丁香园·丁香医生では「实时播报」をクリックすることで患者数や対策等のニュースを得ることができます。また「辟谣与防护」では流布されがちなデマについての説明を、「疾病知识」で新型肺炎やウイルス対策の知識を得ることができます。今回の新型肺炎の対応に当たっている病院のリストも掲載されています。
また、経済誌である「財新」のアプリでは、新型肺炎の「防疫全記録」としてニュース、経緯が時系列で追えるようになっています。また、「地图―新冠肺炎确诊病例实时动态」では、地域ごとの患者数をグラフで示してくれます。
このほか、中国で広く使用されているSNSである微信(WeChat)のスマホ決済アプリWeChatぺイの健康ツールからも同様に地域別の患者情報を見ることができます。
2.新型肺炎に関する中国の対策について
専門家は、繰り返し、早期発見と早期隔離が、原始的ではあるが、最も確実な対策としてその重要性を強調しています。全国の省・市・区で「重大突発公共衛生事件1級」が適用され、様々な対策がとられています。①戸籍人口だけでなく流動人口を含めれば人口1,400万人を超える武漢をはじめ、湖北省の多くの市州の公共交通機関の停止及び駅・空港の閉鎖。②春節休暇を2月2日(金)まで延長[1]、③全国で海外旅行を含む団体旅行を停止[2]、④イベントを中止・延期、⑤観光地等の営業・開館を停止、⑥多くの交通機関の長距離路線の運航を見合わせ、⑦企業や学校の再開を遅らせ、人が集まることをなるべく減らすことが呼びかけられています。⑧オフィスビルやスーパー、地下鉄駅等様々な場所で熱の測定が行われ、マスクの着用が呼びかけられ、指示に従わない人は公安当局へ通報されることとなっています。鉄道や航空会社は無料でキャンセルに応じています。1月21~25日までで、3,220万枚の鉄道の切符の無料キャンセルがあったとのことでした[3]。

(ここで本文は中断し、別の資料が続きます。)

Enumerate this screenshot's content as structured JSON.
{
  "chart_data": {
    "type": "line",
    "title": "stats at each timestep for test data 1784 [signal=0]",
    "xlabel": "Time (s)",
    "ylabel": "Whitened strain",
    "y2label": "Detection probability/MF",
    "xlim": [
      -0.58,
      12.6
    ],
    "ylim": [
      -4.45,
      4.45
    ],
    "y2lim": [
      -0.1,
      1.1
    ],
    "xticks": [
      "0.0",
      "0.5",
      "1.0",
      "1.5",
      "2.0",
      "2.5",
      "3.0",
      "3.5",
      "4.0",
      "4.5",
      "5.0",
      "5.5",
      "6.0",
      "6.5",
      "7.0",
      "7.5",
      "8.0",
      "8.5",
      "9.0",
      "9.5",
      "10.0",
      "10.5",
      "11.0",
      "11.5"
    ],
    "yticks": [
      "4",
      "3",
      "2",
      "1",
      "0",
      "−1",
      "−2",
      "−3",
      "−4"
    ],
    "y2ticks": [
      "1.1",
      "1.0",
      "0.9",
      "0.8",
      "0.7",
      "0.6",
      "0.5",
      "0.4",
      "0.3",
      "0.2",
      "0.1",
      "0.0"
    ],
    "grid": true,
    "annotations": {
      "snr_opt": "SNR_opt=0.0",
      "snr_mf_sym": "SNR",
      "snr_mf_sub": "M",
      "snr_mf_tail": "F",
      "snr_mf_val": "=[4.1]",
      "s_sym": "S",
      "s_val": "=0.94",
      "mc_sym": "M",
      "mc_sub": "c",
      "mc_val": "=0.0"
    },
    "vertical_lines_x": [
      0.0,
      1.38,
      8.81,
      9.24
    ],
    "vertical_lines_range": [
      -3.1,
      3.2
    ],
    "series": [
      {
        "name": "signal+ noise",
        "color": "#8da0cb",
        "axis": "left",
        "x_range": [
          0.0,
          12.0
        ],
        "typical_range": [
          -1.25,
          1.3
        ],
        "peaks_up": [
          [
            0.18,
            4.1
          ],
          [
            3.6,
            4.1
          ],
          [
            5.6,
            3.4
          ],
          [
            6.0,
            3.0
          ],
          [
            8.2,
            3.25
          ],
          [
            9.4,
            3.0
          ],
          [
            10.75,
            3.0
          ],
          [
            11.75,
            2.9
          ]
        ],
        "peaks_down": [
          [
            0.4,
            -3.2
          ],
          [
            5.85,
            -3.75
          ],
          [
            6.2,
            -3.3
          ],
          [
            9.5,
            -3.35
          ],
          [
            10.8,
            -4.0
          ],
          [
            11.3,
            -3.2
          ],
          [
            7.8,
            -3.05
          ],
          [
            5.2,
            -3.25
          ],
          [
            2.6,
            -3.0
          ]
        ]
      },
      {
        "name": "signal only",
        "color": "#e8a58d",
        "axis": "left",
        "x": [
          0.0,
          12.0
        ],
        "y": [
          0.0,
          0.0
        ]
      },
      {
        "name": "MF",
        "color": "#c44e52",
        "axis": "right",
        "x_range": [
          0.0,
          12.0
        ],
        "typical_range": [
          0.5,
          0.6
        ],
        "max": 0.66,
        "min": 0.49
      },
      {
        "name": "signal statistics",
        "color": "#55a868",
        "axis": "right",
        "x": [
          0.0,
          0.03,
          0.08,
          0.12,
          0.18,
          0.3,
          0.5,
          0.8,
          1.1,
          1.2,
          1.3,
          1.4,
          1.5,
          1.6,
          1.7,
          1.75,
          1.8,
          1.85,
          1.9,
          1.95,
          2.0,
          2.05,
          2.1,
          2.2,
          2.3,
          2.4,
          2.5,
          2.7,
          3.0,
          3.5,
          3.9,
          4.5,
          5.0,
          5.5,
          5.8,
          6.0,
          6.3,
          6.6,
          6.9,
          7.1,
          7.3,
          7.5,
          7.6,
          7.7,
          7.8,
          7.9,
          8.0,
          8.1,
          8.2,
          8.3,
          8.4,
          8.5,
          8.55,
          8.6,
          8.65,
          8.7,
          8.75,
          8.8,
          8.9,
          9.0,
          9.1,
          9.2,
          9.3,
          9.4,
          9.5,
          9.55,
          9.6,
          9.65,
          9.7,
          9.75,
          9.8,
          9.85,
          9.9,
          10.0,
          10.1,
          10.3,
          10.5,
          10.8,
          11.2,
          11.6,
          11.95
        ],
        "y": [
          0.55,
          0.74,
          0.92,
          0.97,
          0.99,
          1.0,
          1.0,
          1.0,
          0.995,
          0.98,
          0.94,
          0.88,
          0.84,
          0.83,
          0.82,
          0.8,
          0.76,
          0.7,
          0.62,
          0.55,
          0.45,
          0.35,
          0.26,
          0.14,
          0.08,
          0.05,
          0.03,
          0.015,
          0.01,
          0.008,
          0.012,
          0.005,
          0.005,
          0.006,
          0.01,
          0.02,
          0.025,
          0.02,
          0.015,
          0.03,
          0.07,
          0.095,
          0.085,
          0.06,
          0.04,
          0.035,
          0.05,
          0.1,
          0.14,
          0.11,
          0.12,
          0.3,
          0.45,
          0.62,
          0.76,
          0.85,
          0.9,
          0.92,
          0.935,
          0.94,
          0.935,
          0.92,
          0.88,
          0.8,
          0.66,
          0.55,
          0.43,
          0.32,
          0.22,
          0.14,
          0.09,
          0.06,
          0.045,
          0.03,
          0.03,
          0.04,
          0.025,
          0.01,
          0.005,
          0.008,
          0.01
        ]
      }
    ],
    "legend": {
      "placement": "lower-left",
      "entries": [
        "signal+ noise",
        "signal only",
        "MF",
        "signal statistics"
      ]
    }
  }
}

また、短期間に大規模な病院が整備されています。武漢では、1月24日、旧暦の大晦日に工事が開始され、ピーク時には4,000人と機械設備、車両1,000台近くを動員し、24時間工事を続け、その模様はライブ中継され、国民のネット上の視線を受けながら2月2日に完成しました(火神山病院)。1,000床を超える病院がこのスピードで作られ、また、もう一つの病院も作られています(雷神山病院)。中国の伝統的な五行説では、肺は金に属し、火は金を克服するといわれているそうです。また、雷神は懲罰の神として知られています。武漢に隣接する黄岡市でも5月完成予定で新設中の病院を48時間で病院を改造し、今回の発熱患者の治療に投入するため1,000床の設備を整備するとのことでした。2月1日の報道では、既に306床の運用を開始し、205名の患者を受けれ、同日にはさらに288のベッドを運用開始するとのことです。17年前SARSのときにやはり北京で作られた病院は7日間で1,000床収容可能で病死率は1.2%を下回り、1,383人の医療スタッフからの感染例を出さずに治療に当たったとのことです。これを中国ならではのスピードと評する報道もあります[4]。
これらの対策で1月30日の時点で中央政府・地方政府合わせて273億元(1月26日の時点では112.1億元[5])が投じられているとのことです。
連日、確定診断数が増える中、患者が利用した鉄道やフライトの情報がSNS等で示され、同乗者に注意喚起しています。下記、URLでは、例えば地区名を入れると患者がその地区への移動等に利用した鉄道やフライトの情報が示されます。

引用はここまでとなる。